Moving from logical to compressed storage will not impact your daily ingestion process. You can continue to ingest data into the same schemas as before.
The newly ingested data will belong to compressed storage. This is because compressed storage is the default storage type for new tables.
Here are some things to keep in mind when moving to compressed storage:
Compressed storage can save you up to 50% on storage costs.
Compressed storage can slightly increase query latency.
You cannot downgrade a table from compressed storage to logical storage.
There should be no latency changes when moving between managed logical and managed physical storage. It is only a billing flag that is being changed, no changes to the underlying data.
Also, you can change back and forth between logical and physical, although there is a 14 day waiting period between each change. This was a new change as of GA July 5.

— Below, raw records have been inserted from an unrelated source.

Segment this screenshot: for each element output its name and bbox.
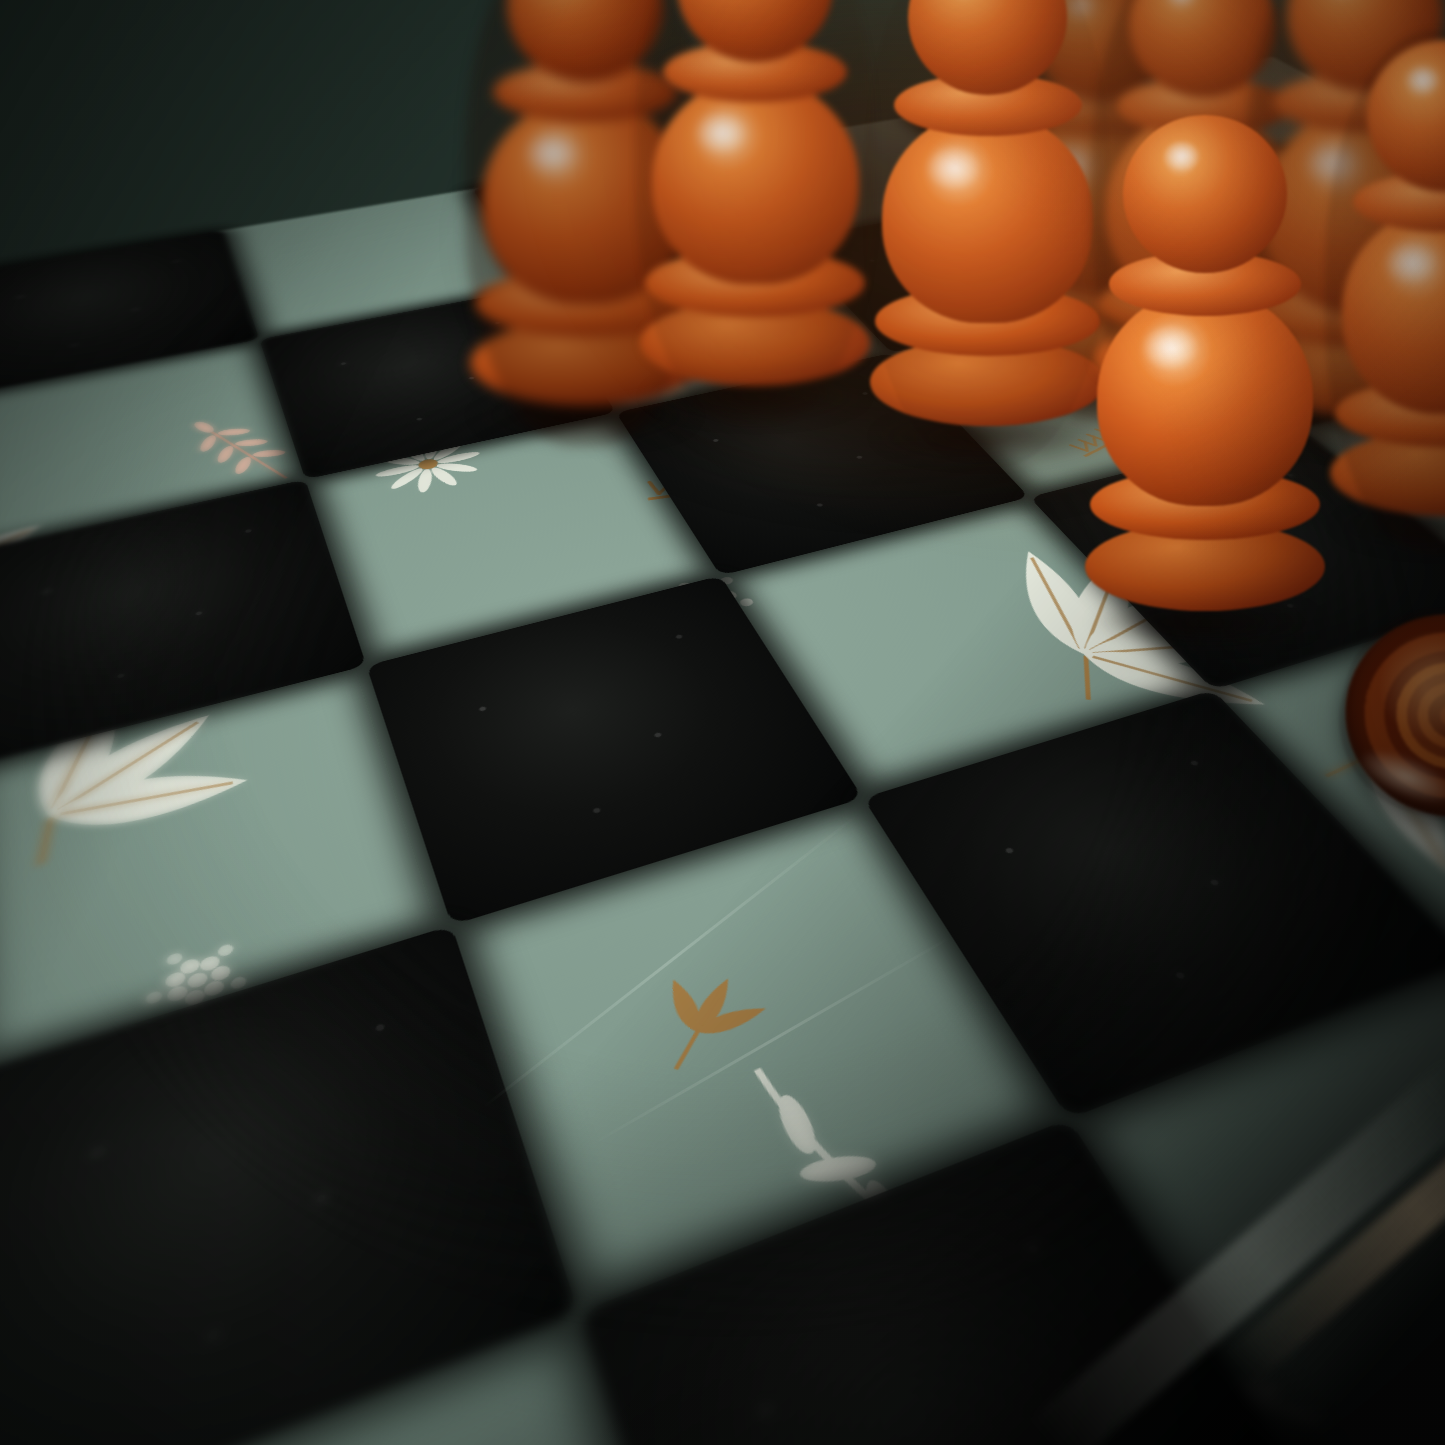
red-wood-pawn-4[interactable]: ♟ — [870, 0, 1105, 457]
board-photo-scene: ♟♟♟♟♟♟♟♟♟ — [0, 0, 1445, 1445]
red-wood-pawn-2[interactable]: ♟ — [640, 0, 870, 416]
shadow-tint — [635, 0, 874, 426]
pieces-layer: ♟♟♟♟♟♟♟♟♟ — [0, 0, 1445, 1445]
red-wood-pawn-8[interactable]: ♟ — [1085, 115, 1325, 643]
red-wood-pawn-7[interactable]: ♟ — [1330, 40, 1445, 546]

Moving from logical storage to compressed storage in BigQuery should not directly impact your daily ingestion process. The change in storage type mainly affects how the data is stored and billed, rather than the ingestion process itself.
When you ingest new data into BigQuery, it will still be stored in the same tables within your schemas. However, the storage type of the new data will depend on the table configuration.
If you configure your tables to use compressed storage, any new data ingested will be stored in compressed format. The compressed storage type uses columnar storage and advanced compression techniques to reduce the amount of storage required. This can lead to cost savings, especially for data that has high redundancy or compressibility.
It’s worth noting that existing data in your tables will remain in logical storage unless you explicitly convert it to compressed storage. The storage type is determined at the table level, so you can have a mix of logical and compressed storage within the same dataset and schema.
To convert existing data from logical to compressed storage, you would need to create a new table with the desired compressed storage configuration and then copy the data from the logical storage table to the new compressed storage table. Once the data is copied, you can drop the original table if it’s no longer needed.
It’s recommended to thoroughly test the impact of the storage conversion on your specific workload and query patterns to ensure it meets your performance and cost requirements. If my advices did not help you, you can seek help from experts in Data Analytics https://tech-stack.com/services/big-data-and-analytics
Just to clarify and make a few corrections for BigQuery:
There is no impact on your daily ingestion process as mentioned. This is just a billing flag so there is no performance changes and no changes how you’d interact with the queries via API/SQL.
Is it common to see a delay in the billing information seen in the billing console reports? I enabled it across all datasets in a project 3 days ago but I had to wait 2 days before some (not all) bytes were reported as physical.